As World War II approached, the process of bringing draft beer home for lunch or dinner was called “rushing the growler” and was a common way to quench the thirst at home. During Prohibition, the growler was technically outlawed, but the device stuck around. After Prohibition was repealed, and into the 50’s, waxed cardboard containers that looked similar to Chinese takeout containers were used to take beer home from bars and pubs. By the late 1960’s, most bars had switched to plastic and eventually, many were allowed to sell packaged beer after hours, so the demand for growlers died out for a time.
In the 1980’s, Newman Brewing in Albany used to sell soft plastic gallon containers of their beer, which they would replenish with more beer if customers brought them back. Shortly after, in 1989, Otto Brothers Brewery faced a similar dilemma. Charlie Otto and his father wanted to offer “beer to go,” but had not reached the point where they were ready to package. Since they were not yet ready to bottle, his father suggested they use a similar vessel to the “growler” of his younger days, but Charlie knew an update was in order. He purchased a small silkscreen machine, set it up on the patio, screened his logo onto half-gallon glass bottles that resembled moonshine jugs, and the modern growler was born.

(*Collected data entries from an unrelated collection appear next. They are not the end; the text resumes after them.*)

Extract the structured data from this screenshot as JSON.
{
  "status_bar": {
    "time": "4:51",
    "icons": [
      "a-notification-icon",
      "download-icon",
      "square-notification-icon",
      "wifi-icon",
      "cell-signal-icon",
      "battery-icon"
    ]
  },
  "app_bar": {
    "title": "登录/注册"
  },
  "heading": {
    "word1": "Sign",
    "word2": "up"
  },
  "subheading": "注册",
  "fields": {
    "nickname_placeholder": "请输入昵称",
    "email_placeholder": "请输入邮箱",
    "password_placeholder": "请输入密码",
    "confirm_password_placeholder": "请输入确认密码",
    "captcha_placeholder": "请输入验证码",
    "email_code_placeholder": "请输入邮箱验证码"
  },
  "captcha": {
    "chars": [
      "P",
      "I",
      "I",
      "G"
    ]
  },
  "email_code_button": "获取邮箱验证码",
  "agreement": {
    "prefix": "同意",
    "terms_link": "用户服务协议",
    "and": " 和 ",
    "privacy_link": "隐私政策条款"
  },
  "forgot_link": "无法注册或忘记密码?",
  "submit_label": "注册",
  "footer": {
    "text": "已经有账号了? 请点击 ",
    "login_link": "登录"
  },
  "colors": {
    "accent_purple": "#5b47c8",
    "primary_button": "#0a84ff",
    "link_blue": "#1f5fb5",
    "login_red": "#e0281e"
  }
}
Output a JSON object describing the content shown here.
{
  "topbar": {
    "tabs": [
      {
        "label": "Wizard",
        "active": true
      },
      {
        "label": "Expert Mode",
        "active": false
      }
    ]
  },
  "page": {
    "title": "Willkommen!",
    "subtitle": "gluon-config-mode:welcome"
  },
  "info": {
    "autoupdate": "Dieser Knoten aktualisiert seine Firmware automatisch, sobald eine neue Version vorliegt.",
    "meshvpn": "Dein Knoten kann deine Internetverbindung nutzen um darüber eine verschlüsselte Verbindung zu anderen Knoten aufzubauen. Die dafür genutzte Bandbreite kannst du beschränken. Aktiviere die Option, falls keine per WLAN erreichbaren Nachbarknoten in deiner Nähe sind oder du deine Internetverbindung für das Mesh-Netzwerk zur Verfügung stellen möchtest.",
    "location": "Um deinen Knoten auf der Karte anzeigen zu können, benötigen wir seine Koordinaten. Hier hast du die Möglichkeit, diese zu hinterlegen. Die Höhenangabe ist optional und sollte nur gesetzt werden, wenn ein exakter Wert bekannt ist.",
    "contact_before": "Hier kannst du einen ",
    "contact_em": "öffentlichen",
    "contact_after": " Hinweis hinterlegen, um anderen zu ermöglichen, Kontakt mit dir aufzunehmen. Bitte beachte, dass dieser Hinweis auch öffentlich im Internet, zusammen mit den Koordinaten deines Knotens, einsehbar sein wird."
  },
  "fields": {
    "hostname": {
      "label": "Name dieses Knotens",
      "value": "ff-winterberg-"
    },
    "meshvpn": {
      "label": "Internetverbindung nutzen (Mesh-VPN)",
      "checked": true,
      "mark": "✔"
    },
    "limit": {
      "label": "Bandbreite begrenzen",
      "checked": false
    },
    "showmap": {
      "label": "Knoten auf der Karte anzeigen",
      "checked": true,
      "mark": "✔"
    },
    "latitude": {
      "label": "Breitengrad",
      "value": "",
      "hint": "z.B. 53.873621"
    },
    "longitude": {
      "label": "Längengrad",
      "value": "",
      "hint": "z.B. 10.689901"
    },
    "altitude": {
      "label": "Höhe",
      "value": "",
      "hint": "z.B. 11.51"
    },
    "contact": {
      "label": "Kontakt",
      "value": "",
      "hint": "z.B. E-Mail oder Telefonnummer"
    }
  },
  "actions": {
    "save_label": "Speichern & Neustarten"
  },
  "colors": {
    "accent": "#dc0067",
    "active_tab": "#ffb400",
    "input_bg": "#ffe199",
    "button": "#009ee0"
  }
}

Today, a growler is a half-gallon glass jug that can be sealed and resealed to carry beer home from your favorite purveyor. There are larger and smaller growlers, some with clamp-down ceramic tops and metal handles, growlers made of aluminum to keep light out, and fancy cooling packs, complete with carrying straps. Growlers come in clear, green, and amber glass, but the darker the glass, the better. That keeps as much light out as possible, to ensure the beer inside remains fresh for as long as possible. Growlers can last about a week when sealed, but should be drank quickly once opened, since the seal doesn’t hold carbonation for longer than a day or two once cracked.
Many brewpubs and breweries – including our own – sell growlers, and they’re a great way to get a shareable serving of your favorite brew to enjoy back home. If you’ve never bought a growler, give it a try as a nice alternative to cans or bottles. If you’re an old fan, no time like the present to bring yours in! The beer is always here waiting.